As I'm a sucker for shiny things, I do like a glaze to give the fruit bit of glamour and oomph. For red or pinkish fruit, use redcurrant jelly melted in water and brushed on, and for yellow or light coloured fruit, apricot jam minus the big bits of fruit, again melted in water. This is an optional step.

 

Ingredients

Serves 8-10
Special Equipment: Food Processor

3tbs icing sugar

2/3 balls of preserved ginger, very finely chopped/optional

1kg rhubarb

320g sheet of ready rolled vegan puff pastry

2tbs redcurrant jelly + 3tbsp water/optional

200g coconut cream

100g unsalted pistachios

50g ground or whole almonds

1/2 tsp ground cardamon

1tbs vanilla paste



Method

  1. Put the nuts and the cardamom in a food processor and blitz till ground up with the coconut cream, vanilla paste and icing sugar.
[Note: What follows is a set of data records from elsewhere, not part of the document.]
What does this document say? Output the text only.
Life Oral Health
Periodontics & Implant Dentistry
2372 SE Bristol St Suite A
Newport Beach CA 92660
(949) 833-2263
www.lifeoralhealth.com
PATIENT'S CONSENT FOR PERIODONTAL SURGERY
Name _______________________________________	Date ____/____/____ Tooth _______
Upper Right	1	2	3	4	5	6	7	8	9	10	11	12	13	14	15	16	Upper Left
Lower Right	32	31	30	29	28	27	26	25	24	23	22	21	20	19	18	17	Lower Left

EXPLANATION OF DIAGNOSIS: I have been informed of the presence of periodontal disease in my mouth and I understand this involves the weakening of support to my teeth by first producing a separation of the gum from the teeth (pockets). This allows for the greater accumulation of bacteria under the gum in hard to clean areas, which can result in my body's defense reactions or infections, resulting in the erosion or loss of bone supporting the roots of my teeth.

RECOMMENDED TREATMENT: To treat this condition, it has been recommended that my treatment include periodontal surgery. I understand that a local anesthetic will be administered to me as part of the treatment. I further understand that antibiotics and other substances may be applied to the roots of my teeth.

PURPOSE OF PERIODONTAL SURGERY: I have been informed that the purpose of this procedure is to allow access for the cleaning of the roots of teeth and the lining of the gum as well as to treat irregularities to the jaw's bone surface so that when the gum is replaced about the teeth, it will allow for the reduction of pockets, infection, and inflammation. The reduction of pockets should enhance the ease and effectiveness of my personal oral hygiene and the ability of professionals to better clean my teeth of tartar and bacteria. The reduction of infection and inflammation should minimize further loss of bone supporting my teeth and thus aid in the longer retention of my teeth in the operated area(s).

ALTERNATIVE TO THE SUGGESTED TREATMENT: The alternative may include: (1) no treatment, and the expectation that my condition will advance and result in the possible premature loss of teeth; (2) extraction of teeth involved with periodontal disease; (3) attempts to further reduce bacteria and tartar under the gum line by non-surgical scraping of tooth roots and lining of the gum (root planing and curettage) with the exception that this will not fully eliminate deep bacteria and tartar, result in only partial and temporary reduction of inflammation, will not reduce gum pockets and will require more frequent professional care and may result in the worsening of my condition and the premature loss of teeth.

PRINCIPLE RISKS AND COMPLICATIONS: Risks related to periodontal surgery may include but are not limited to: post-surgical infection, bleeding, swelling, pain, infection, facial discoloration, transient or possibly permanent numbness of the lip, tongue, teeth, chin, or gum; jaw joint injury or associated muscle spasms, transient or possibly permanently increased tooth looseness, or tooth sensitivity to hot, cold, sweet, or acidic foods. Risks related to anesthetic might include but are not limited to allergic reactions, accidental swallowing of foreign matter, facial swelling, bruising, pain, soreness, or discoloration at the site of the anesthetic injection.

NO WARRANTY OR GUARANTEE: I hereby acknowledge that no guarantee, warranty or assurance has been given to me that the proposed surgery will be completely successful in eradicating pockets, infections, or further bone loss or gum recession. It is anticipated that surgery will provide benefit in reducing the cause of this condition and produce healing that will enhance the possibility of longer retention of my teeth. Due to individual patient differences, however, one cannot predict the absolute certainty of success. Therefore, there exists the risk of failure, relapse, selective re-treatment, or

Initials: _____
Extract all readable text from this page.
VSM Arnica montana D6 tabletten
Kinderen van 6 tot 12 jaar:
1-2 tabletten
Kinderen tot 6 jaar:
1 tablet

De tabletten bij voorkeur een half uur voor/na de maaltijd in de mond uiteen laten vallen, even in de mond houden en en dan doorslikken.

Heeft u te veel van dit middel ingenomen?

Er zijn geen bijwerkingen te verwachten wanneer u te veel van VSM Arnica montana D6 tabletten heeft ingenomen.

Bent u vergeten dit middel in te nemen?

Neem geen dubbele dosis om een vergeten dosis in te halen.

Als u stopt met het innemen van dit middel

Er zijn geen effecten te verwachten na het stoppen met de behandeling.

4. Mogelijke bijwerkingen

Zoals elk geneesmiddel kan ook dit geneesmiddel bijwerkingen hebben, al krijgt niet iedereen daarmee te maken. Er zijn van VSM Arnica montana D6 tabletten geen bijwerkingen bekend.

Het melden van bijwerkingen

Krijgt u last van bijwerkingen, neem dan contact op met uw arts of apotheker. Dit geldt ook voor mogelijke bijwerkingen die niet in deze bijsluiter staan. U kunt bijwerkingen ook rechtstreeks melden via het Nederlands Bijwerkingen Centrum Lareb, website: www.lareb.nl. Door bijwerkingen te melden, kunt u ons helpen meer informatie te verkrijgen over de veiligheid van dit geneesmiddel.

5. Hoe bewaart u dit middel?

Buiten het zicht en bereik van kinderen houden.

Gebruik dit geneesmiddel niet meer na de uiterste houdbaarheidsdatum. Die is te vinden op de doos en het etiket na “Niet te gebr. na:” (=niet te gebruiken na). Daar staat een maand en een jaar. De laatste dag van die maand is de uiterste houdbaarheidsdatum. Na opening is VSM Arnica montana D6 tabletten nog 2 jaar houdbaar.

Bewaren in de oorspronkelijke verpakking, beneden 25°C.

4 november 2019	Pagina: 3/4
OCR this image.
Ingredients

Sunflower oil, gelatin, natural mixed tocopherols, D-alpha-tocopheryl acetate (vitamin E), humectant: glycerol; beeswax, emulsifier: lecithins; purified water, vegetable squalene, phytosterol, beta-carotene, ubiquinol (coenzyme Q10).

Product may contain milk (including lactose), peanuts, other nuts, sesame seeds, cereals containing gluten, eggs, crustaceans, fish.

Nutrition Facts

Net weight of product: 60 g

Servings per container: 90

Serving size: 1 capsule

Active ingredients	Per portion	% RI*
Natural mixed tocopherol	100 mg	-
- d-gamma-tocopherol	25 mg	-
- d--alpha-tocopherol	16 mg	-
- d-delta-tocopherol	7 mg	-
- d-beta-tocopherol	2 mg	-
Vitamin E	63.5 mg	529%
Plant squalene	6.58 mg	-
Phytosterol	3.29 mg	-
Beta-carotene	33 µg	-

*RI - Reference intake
Blend until you have a stiff mixture.

  2. Put the coconut mix in a bowl and stir through the tiny pieces of preserved ginger.

  3. Take the rhubarb and trim the top and the bottom ends. Cut each stem on the diagonal into the same sized pieces. Mine are approx 5cms in length. Put to one side in a bowl.

  4. Set the oven to 190C fan/210C/435F.

  5. Put the sheet of puff pastry on a baking tray lined with Bakewell paper.

  6. Finely mark out a line (don't cut right through) 2cm in from the edge of your puff pastry to form a kind of picture frame. The plan is to leave the edge completely clear so that it can puff up.

  7. Take the coconut mix and carefully spread it inside the frame, leaving the outside edge naked.

  8. Now the fun begins. You can design a pattern of your own with the rhubarb sticks. Here I've taken a simple approach and have three rows of rhubarb batons. Take care to use rhubarb of similar thickness if you can so that the fruit cooks evenly.

  9. Once the pattern is to your liking, put the tart in the oven for 30/40 minutes. Check what the tart looks like through the oven door every so often to see it's not burning (if it is, switch the oven down).

  10. The pastry edge should look golden brown, and the rhubarb should be holding its shape but.… You want a balance between a soggy bottom (undercooked) and a burnt tart (overcooked), And of course, you want soft rhubarb, and the stalks do vary in terms of the time they need to soften.

  11. Once your tart is cooked and out of the oven, melt the redcurrant jelly in a small saucepan with 3tbs water on a low heat. Give it a good beating with a wooden spoon until it's smooth.

  12. With a pastry brush, gently brush the melted jelly onto the rhubarb until it glistens.

  13. Eat the lot while it's still warm with dollops of yoghurt or with vanilla or ginger ice cream.